吳佩孚時時期盼援軍頃刻到來,越盼越心焦,畢竟要靠第三師一個師對抗國防軍四個師外加張鎮芳的河南兵,那是不可能的事情。

王大山正躊躇間,團副輕手輕腳地走進來,說道“團座,西麵北軍陣地外靜得很。似乎不太對勁兒。”

王大山不語,須臾之後又喃喃道:“太靜了,不妙啊!”

果然,王大山話音未落,就見西麵國防軍陣地飛起幾枚信號彈,隨後,排山倒海的炮聲響起,頓時地動山搖,巨大的轟鳴吞沒了一切聲音。

窗欞被震得“咯咯”作響,地麵也“籟籟”震顫,王大山下意識地就地匍匐,罵道:“艸他娘的,我說怎麽才攻兩次山就不打了,這他娘的是在等打!炮啊!”團副就臥倒在王大山身邊,但是大炮聲音太響,他隻看到王大山的嘴巴在動,卻聽不見說什麽。

刹時間,火力準備的隆隆炮聲,象狂飆般掠過。火光映紅了夜空,大量的炮彈傾瀉在羊祜山主陣地上,山搖地動,虎頭山、羊祜山主陣地一片火海,碉堡炮樓一個個飛上了天,敵人死的死懵的懵逃的逃。

吳佩孚站在襄陽城頭上,遠遠望著紅了半邊天的虎頭山、羊祜山方向,光聽隆隆炮聲就知道國防軍的火力強過自己許多倍,自己若是在硬撐下去,第六旅的人馬恐怕沒一個能剩下的。

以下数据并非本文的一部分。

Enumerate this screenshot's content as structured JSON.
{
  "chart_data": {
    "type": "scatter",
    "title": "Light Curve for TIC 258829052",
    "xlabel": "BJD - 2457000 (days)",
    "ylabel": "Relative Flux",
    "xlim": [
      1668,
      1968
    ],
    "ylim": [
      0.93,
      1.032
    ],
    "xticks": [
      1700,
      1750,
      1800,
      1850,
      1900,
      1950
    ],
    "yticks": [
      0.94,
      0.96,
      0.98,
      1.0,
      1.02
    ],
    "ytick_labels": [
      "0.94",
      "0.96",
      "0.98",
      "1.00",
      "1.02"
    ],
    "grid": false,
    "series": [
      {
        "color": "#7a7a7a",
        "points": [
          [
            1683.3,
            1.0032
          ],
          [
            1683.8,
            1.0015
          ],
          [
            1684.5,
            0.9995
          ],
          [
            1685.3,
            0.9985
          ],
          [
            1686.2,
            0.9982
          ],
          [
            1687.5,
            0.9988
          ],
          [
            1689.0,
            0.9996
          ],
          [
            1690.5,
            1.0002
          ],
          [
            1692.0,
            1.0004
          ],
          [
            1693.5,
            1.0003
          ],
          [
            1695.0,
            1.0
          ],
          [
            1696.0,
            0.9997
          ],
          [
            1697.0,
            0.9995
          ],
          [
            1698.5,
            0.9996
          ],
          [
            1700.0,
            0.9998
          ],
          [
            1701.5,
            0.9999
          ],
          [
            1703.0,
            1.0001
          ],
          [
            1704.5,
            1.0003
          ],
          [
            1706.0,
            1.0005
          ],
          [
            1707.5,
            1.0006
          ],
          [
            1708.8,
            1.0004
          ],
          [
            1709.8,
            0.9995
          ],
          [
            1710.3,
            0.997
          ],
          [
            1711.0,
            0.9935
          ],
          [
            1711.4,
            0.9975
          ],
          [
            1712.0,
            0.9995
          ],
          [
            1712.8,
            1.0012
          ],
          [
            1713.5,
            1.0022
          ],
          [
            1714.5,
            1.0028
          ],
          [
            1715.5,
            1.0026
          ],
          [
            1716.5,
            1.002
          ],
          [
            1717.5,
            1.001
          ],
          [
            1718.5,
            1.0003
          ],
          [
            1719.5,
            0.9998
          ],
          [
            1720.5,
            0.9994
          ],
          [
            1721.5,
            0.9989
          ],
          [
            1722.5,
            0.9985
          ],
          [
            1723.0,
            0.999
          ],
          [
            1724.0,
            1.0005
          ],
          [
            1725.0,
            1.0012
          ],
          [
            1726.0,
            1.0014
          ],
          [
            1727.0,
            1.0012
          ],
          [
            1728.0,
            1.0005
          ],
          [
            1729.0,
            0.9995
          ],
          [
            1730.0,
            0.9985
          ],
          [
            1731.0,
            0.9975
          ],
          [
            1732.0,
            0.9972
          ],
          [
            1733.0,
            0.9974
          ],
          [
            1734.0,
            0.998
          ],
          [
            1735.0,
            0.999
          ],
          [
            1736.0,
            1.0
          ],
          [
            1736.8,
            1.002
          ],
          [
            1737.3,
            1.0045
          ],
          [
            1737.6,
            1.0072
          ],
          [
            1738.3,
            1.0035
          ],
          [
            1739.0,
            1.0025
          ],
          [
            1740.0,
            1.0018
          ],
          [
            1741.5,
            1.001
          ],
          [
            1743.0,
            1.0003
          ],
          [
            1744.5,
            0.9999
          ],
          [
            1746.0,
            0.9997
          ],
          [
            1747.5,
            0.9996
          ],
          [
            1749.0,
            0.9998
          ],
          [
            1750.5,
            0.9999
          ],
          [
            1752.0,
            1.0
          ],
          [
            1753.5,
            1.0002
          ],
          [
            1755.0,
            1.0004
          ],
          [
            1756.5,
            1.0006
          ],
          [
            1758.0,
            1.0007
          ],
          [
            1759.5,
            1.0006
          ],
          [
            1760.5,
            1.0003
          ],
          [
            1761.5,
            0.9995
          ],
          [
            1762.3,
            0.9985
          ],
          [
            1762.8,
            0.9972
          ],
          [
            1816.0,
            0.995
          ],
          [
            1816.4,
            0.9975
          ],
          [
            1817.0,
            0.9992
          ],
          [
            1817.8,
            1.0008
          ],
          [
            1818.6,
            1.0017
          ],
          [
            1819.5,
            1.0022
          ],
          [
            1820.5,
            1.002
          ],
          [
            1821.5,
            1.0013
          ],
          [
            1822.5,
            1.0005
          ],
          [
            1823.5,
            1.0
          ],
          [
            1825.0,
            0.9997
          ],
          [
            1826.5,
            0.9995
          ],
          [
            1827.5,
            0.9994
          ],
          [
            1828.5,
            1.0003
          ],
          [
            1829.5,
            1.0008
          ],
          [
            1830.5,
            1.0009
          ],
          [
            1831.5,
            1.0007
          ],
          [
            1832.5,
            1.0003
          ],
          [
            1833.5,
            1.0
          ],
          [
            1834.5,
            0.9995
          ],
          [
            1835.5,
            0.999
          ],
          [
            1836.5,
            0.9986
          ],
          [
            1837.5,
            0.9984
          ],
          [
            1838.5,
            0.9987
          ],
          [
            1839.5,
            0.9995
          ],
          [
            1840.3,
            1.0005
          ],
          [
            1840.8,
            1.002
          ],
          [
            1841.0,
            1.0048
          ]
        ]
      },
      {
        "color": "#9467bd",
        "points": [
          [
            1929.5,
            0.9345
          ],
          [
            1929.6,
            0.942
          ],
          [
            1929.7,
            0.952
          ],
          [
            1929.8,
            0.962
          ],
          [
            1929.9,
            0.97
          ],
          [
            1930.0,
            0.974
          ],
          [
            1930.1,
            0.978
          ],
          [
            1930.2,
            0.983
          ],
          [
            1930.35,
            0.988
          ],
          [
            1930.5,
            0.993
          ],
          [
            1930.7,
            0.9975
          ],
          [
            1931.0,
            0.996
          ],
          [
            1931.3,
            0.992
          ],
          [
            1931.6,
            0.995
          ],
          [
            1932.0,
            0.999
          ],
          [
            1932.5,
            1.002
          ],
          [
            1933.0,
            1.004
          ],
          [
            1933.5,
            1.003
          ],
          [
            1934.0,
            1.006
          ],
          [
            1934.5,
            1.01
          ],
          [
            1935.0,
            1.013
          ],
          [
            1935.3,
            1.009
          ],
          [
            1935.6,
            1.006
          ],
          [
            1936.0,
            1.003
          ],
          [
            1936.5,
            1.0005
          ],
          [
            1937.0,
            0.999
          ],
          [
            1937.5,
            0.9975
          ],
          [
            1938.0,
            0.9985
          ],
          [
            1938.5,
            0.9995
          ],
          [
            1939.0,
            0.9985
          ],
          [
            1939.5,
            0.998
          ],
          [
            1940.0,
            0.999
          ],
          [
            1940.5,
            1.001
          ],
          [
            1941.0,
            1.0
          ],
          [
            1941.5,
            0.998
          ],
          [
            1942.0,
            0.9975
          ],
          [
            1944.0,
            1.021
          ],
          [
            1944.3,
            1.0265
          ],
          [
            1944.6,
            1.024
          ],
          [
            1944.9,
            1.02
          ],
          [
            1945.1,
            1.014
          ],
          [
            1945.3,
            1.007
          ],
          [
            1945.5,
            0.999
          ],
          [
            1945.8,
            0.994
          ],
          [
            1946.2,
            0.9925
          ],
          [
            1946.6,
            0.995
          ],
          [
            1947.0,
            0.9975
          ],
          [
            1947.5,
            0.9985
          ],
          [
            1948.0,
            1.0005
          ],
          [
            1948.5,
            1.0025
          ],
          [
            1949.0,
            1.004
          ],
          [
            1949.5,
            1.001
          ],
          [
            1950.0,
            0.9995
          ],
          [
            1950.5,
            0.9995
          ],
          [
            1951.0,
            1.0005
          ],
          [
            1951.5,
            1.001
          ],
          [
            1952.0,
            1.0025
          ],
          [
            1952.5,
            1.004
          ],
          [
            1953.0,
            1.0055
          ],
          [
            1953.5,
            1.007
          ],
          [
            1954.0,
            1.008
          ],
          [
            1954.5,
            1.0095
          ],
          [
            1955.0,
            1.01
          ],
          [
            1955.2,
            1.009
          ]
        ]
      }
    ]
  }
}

炮火準備剛剛結束,第二十二師的步兵團又開始了進攻。僥幸躲過炮火的北洋軍暗堡裏的幾挺機槍呈扇形掃射,剛剛衝到半山腳的國防軍又堵住,士兵們被壓得全部臥倒,抬不起頭來。情況萬分危急,挨了打的團長立刻命令拍擊破和擲彈筒集中瞄準暗堡,不記彈藥消耗的一陣猛打,終於將其轟塌。

機槍啞了,乘北洋軍震昏和煙霧彌漫之際,二十二師的國防軍戰士們迅速發起衝擊,直接衝進了虎頭山陣地,沒等北洋軍清醒過來,又衝到了核心陣地區。北洋兵們端起刺刀嗷嗷叫地衝了上來。奈何國防軍裝備了大量自動、半自動武器,快慢機、六十響、14式半自動步槍、劉易斯式輕機槍根本不給北洋兵近身肉搏的機會。不到半個小時,虎頭山陣地易手,又半小時之後,羊祜山陣地易手,北洋軍團長王大山被機槍打成了篩子。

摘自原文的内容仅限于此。